On 2016/03/06 10:00 AM, Keith Medcalf wrote:
> On Saturday, 5 March, 2016 12:12, Richard Hipp said:
>
>> A key point of this email thread is that SQLite performance seems to
>> be maximized when the database page size matches the CPU memory page
>> size and the disk sector size - currently 4096 bytes on most hardware.

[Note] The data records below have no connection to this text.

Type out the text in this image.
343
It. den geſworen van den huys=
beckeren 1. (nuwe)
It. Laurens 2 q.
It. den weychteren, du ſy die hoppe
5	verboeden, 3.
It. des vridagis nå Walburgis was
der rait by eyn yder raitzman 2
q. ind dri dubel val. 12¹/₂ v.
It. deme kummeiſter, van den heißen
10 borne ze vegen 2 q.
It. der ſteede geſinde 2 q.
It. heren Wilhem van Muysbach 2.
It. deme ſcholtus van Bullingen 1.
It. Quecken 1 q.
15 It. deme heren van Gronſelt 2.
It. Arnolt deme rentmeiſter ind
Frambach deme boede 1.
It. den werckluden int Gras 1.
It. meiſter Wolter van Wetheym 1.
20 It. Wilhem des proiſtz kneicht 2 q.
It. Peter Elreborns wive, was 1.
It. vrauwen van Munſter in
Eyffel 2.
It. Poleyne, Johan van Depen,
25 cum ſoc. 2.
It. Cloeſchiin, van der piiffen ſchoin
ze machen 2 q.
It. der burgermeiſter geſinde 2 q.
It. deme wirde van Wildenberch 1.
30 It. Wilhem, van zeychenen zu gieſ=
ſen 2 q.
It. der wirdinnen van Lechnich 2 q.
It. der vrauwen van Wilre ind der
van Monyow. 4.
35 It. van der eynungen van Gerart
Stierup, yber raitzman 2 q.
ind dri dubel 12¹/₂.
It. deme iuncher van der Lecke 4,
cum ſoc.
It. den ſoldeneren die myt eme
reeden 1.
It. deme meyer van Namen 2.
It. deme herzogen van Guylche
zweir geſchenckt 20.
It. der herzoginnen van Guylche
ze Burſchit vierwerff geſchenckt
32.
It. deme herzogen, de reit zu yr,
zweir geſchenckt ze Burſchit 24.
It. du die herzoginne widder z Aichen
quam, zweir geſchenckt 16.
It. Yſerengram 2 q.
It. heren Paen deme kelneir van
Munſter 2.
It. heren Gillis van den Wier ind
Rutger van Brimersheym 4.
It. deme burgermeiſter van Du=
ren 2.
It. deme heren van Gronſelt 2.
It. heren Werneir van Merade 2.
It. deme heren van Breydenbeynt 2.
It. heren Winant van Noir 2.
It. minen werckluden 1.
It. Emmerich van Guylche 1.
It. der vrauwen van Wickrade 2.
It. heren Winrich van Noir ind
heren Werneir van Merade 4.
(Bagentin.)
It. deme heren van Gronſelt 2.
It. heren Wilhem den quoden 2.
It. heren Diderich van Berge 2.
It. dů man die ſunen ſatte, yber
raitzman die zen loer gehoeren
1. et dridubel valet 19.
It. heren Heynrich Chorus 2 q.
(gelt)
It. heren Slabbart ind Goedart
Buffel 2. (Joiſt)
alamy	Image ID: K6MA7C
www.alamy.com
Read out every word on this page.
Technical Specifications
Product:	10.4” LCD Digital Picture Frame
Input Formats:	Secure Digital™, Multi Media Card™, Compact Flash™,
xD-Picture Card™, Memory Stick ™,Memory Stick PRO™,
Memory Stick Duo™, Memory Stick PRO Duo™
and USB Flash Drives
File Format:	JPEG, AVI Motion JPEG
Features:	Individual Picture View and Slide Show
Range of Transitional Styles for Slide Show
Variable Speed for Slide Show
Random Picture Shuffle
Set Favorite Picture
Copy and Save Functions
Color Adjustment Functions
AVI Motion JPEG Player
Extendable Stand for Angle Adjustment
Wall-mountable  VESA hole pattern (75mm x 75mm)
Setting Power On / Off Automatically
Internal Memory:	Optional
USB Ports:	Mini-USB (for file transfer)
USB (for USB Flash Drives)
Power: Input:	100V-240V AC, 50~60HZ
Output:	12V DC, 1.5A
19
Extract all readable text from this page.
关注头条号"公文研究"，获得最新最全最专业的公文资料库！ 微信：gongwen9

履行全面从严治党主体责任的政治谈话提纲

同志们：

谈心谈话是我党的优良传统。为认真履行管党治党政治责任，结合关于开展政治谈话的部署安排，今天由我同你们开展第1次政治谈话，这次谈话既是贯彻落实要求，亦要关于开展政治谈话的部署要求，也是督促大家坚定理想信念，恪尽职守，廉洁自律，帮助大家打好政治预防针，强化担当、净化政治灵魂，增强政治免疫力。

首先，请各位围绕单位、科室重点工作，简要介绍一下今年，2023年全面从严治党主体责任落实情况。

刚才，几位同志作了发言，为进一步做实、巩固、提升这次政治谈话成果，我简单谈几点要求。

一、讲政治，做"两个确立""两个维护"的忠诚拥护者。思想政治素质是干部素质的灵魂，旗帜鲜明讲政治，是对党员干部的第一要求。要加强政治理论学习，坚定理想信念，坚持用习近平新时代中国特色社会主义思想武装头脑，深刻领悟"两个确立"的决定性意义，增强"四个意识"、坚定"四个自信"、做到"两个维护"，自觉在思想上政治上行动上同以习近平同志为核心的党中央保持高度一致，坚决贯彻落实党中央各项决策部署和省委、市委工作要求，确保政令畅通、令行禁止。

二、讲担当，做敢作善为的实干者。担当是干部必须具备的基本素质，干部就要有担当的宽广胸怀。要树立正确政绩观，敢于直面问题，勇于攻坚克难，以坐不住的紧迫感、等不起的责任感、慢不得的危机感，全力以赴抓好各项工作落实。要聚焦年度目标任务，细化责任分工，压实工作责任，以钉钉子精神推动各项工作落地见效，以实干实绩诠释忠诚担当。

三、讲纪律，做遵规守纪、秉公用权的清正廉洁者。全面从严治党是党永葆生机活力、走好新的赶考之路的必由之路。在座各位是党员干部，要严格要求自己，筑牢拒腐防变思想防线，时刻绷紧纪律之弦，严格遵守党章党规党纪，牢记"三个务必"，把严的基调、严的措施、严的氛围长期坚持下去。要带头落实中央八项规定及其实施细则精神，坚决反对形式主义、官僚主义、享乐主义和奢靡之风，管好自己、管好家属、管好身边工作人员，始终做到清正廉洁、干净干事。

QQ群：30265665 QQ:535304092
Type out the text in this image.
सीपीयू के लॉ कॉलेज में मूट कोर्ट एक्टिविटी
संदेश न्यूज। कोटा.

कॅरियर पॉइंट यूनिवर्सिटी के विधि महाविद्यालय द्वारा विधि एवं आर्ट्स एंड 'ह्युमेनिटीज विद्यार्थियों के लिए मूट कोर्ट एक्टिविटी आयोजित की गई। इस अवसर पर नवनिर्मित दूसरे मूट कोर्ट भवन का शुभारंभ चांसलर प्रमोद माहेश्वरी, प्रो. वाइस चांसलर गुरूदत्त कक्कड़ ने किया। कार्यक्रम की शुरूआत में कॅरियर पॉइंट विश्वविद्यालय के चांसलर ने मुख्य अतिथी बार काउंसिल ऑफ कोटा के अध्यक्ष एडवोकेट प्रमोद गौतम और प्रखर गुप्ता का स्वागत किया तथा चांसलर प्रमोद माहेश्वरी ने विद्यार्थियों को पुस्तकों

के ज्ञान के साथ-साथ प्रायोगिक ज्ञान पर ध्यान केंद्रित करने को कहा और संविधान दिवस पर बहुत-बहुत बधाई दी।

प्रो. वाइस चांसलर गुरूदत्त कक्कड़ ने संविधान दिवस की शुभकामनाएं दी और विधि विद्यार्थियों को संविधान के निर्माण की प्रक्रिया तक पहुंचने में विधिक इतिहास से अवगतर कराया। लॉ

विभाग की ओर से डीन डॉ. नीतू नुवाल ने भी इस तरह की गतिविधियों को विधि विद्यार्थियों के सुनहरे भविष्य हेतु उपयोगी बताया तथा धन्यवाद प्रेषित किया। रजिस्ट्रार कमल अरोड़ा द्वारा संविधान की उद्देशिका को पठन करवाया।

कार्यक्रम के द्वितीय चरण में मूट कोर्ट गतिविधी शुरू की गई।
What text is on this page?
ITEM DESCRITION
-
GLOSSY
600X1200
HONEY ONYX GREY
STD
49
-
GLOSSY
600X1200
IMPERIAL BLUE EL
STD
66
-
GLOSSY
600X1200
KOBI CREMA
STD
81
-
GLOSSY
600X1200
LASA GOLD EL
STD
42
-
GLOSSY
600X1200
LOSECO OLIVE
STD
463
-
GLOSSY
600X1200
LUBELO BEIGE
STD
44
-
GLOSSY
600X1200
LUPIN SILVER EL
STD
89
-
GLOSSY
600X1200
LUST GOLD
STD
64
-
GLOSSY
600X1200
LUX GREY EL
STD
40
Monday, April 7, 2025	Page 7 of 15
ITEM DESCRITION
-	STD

> This does not seem to be entirely true, at least not on Windows 10 1511 Pro 
> with a running on a very fast SSD.
> I suspect it is more related to the size and shape of the data being stored 
> and the operations being performed.
> Clearly the best thing that can be done to improve performance is increase 
> the internal pagecache.
>
> These are benchmark times for --size 500 on Windows 10 ...
>
> Time= 66.81, Cachesize=  65536, Pagesize= 8192, Cacheram=536870912
> Time= 67.10, Cachesize=  32768, Pagesize= 8192, Cacheram=268435456
> Time= 67.37, Cachesize=   4096, Pagesize= 8192, Cacheram=33554432
> Time= 67.92, Cachesize=   8192, Pagesize= 8192, Cacheram=67108864
> Time= 68.00, Cachesize=  16384, Pagesize= 8192, Cacheram=134217728
> Time= 68.31, Cachesize= 131072, Pagesize= 8192, Cacheram=1073741824
etc..

Fascinating stuff, thanks Keith - mind posting the DB or schema and the 
query(ies) used during the benchmark tests?

Seems from here the 8k pagesize with 64k cache makes sense, unless that 
schema turns out to be wildly non-standard.